Recently, when writing one of my blog posts, I incorporated into my post an NPR initiative, Story Corp. It gave me the idea to sit down with my grandfather to talk to him about his career. I would be lying if I said that it was about spending quality time with him. Frankly, I am ashamed to admit that I thought it would make an excellent blog post. But what I got from our conversation was so much more. My grandpa is eleven years retired after an amazing career as real estate executive for a fortune 500 company. He shook hands with Governors and world leaders, he brought hundreds of jobs to communities not just around the country, but around the world.
I was so excited to potentially hear about some of his stories. I came up with a list of questions that would help me to see the path that he took and the achievements he made in his career. I asked about specific projects, achievements, failures.
Words of Wisdom
My grandpa answered all of my questions, but he didn’t tell me a single story of nailing a big contract or leading an important meeting.
Everything my grandpa said was about the people he worked with. It was about the things he did for his co-workers, and the things his bosses did for him. He said his greatest achievement was a project in which he moved the company headquarters, a project that directly impacted everyone he worked with on a daily basis. He got a lot of recognition, and every day he was able to see the positive impact he made for his co-workers. He told me a little bit about his good managers, and frankly, he spent a lot of time talking about the difficulties he had in dealing with his bad managers.

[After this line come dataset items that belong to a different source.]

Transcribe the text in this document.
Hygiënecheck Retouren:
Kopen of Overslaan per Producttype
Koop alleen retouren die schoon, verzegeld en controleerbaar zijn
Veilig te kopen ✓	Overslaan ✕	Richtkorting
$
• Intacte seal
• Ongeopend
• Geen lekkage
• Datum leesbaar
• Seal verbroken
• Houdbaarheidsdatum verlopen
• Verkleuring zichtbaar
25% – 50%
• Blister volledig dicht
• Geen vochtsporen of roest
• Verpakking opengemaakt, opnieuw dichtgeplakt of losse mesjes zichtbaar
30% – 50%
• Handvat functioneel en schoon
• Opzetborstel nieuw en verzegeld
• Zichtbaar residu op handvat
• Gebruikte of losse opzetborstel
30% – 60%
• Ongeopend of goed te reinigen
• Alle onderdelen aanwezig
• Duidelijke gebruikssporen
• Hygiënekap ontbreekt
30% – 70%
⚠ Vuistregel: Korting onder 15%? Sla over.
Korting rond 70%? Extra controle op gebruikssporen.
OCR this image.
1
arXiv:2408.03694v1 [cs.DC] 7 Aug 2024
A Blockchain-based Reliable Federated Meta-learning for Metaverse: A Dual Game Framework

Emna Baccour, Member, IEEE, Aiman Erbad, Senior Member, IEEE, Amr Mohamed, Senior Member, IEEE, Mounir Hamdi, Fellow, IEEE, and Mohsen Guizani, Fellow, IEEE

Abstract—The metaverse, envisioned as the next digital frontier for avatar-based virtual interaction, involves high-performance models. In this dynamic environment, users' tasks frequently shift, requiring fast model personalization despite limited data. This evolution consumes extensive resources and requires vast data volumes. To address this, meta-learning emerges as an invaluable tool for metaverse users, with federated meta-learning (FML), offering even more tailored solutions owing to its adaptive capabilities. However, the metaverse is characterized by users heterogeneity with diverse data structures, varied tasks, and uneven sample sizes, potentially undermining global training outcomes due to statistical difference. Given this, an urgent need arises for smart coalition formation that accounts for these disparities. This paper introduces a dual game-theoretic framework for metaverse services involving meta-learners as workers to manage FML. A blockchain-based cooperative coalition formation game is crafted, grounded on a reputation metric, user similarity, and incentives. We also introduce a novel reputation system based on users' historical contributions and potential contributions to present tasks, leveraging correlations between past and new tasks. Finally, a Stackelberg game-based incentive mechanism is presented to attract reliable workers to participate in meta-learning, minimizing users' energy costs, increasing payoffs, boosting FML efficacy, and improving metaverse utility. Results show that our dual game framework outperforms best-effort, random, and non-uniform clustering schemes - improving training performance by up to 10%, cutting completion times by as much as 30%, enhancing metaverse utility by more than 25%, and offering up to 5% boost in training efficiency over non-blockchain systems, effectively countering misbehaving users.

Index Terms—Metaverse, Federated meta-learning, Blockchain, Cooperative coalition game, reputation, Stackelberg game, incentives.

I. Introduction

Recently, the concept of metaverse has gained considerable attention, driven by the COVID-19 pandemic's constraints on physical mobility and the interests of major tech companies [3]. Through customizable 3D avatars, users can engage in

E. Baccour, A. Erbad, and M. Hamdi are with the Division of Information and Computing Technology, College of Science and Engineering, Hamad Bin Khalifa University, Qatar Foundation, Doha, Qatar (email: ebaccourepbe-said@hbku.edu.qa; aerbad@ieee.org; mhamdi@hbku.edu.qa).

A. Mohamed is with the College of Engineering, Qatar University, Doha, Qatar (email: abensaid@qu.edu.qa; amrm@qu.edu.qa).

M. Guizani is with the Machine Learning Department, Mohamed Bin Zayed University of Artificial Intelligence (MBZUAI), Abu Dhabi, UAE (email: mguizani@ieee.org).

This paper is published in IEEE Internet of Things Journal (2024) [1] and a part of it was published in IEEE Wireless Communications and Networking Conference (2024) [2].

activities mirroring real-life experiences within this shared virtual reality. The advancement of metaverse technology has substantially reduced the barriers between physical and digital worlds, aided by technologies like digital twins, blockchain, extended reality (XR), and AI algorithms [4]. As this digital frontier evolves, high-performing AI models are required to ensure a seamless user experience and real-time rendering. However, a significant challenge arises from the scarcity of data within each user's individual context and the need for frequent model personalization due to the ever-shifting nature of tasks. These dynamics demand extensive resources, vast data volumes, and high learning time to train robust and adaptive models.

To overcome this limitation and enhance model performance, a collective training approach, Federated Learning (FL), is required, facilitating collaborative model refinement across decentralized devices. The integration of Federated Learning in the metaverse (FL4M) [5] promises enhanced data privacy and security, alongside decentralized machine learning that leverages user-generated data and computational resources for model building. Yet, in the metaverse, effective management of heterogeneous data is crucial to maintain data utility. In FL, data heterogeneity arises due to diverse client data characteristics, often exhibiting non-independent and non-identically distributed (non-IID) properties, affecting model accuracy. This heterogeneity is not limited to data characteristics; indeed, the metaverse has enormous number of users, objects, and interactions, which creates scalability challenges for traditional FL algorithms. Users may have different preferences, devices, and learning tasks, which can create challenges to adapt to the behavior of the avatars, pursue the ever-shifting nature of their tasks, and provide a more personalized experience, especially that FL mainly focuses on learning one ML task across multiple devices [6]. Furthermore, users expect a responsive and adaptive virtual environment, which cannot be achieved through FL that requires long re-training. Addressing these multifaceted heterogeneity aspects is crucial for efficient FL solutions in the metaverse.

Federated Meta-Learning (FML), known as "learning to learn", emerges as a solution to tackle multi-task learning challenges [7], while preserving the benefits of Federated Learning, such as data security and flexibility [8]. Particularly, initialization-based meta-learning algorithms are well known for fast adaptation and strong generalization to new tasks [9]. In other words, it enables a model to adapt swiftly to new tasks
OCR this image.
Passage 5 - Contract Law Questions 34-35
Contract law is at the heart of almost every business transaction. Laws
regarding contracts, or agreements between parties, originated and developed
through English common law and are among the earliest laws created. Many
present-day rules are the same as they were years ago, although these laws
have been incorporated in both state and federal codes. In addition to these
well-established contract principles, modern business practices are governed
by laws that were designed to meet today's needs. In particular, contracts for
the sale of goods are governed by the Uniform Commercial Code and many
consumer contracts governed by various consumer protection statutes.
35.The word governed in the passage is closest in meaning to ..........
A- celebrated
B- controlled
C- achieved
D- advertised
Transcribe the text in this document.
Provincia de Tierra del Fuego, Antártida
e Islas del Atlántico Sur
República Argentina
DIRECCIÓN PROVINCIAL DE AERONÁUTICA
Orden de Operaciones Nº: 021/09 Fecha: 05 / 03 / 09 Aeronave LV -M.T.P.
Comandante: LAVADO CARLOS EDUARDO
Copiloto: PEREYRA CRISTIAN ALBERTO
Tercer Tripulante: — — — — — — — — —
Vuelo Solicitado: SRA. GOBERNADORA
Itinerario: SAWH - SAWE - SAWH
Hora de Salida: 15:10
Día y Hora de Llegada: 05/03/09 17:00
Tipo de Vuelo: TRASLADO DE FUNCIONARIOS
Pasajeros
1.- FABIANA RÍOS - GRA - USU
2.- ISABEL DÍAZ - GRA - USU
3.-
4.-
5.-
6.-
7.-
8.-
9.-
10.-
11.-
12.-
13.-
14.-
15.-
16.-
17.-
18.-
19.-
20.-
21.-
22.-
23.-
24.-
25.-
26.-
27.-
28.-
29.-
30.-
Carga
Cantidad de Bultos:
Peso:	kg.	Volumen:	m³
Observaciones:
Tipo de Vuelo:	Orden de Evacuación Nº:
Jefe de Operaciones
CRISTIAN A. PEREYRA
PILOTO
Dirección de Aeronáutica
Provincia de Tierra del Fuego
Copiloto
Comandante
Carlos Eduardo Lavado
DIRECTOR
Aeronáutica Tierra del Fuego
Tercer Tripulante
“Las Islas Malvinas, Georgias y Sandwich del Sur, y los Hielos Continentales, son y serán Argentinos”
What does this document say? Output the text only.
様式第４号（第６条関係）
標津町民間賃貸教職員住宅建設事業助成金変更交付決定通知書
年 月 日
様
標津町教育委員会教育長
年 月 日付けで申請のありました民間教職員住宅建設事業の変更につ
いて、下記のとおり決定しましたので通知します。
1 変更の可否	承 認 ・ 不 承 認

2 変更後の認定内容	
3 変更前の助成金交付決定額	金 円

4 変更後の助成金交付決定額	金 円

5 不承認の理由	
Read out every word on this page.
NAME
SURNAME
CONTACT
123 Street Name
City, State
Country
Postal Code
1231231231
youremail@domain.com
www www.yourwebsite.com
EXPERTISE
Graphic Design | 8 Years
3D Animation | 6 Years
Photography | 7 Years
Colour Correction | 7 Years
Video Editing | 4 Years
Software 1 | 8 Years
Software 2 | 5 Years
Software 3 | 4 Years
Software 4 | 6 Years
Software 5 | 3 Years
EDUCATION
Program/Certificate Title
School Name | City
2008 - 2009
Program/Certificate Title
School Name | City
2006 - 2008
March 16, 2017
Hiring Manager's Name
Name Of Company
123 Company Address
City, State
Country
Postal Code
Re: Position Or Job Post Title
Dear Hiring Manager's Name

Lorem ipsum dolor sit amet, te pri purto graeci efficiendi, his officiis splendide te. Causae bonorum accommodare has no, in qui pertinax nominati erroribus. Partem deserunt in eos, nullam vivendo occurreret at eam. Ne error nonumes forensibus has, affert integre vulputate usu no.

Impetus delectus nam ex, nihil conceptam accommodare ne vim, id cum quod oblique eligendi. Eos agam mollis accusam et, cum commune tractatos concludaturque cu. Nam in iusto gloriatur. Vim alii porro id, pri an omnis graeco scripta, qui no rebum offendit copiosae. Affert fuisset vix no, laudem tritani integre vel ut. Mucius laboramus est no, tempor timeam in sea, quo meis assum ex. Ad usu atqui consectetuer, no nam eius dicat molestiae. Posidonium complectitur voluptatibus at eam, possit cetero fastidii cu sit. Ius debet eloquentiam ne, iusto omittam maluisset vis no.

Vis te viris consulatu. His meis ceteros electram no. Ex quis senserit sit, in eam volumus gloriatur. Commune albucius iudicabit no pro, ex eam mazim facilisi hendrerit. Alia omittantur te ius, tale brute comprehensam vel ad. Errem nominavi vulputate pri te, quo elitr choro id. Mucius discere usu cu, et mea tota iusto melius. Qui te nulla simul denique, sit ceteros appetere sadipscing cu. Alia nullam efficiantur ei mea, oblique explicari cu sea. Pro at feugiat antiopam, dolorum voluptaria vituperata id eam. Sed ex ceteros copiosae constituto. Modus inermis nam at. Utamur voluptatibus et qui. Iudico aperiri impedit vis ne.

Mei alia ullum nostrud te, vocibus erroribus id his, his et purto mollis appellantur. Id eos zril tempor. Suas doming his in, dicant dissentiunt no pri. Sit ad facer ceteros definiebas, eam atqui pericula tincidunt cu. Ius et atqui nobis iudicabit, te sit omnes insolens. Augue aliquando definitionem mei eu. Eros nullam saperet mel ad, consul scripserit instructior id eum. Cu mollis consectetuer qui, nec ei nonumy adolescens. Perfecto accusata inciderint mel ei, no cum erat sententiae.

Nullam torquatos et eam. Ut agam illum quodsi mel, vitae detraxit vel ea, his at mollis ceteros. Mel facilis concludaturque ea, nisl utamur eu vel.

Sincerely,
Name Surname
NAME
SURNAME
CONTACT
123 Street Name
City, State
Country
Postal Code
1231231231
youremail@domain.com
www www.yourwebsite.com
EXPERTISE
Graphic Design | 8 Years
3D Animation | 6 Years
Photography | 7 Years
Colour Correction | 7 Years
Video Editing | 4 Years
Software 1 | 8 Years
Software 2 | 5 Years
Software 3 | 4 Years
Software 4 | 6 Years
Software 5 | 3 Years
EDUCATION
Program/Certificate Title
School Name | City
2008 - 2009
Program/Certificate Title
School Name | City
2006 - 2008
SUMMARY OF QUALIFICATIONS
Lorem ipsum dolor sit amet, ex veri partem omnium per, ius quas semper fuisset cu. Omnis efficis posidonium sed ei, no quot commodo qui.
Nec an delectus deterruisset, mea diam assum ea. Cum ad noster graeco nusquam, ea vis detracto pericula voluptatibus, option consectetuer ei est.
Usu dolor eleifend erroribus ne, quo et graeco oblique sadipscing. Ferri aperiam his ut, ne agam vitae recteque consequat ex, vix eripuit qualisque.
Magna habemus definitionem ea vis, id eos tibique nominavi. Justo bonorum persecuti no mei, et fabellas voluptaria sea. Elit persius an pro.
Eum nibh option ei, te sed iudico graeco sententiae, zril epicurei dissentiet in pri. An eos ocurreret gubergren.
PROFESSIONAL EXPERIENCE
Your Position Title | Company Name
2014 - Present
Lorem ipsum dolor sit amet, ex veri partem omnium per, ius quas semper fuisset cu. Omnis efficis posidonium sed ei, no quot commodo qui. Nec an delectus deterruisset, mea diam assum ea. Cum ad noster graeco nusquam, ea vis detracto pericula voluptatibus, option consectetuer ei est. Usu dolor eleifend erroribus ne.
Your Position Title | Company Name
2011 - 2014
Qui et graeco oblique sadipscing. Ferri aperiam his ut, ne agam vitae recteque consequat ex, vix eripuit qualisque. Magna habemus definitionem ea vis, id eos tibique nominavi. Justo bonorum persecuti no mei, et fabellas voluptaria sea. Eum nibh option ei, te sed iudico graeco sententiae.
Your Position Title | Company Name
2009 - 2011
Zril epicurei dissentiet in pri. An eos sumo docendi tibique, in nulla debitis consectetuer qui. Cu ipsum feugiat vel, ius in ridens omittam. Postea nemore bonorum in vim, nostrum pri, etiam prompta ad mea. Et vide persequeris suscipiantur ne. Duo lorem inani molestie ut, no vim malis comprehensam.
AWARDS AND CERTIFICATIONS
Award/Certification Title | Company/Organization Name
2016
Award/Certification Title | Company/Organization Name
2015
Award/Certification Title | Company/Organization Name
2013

When I asked my grandpa what projects he worked on that he would hope is still being done today, he said he didn’t care. He immediately went on to tell me that he goes back to the office from time to time to take his old secretary out to lunch. He told me that he hangs his head to see that each time he goes into the office there are fewer and fewer familiar faces.
The Secret of Success
This conversation took place a few weeks ago. I have written about five drafts of this post and none of them have felt right, until now. I think I was struggling because it felt like his answers didn’t match the tone of my questions. But as I sit back and think about it, the truth is not that his answers didn’t match my questions, it’s that my questions didn’t match what success really means. When writing my questions, I was assuming that success is about the gold star projects and a great impact on the bottom line.
But it’s not.
What I learned from my grandpa’s answers, from his story, is that it’s the impact our achievements make on people that creates success. Your career, your life, is a collection of moments and achievements that build relationships, create your reputation, and eventually your success.
I have realized that the answers to whether you are on the road of success are not going to be found by pointing at a specific stage or time of your life. Rather, I am now thinking about what it truly means to say that success is a journey. The wisdom that might hold the answer to success is not a destination, it’s an unending process that builds up over time, day by day.
As a professional, as a mom, and as a wife I have moments that I rock. I have days that I know are defining towards the ultimate goal of success, whatever that looks like. But just as importantly, I have days that I mess up. I have days that I lose myself in the daily grind and say something heartless to my husband. I have days that I snub my kids because I am reading my work e-mails after dinner. I’m starting to see that there is no end point to this journey of life. There is no right and wrong, rather than a collection of moments that are carried out to build yourself up as a person. And to create your family as a strong unit of support to live your life with.
In talking with my grandpa, I was able to see that the tasks don’t matter, the deadlines and skipped lunch hours don’t matter. It’s this process of building relationships that you will talk and reminisce when talking about your success, even long after retirement.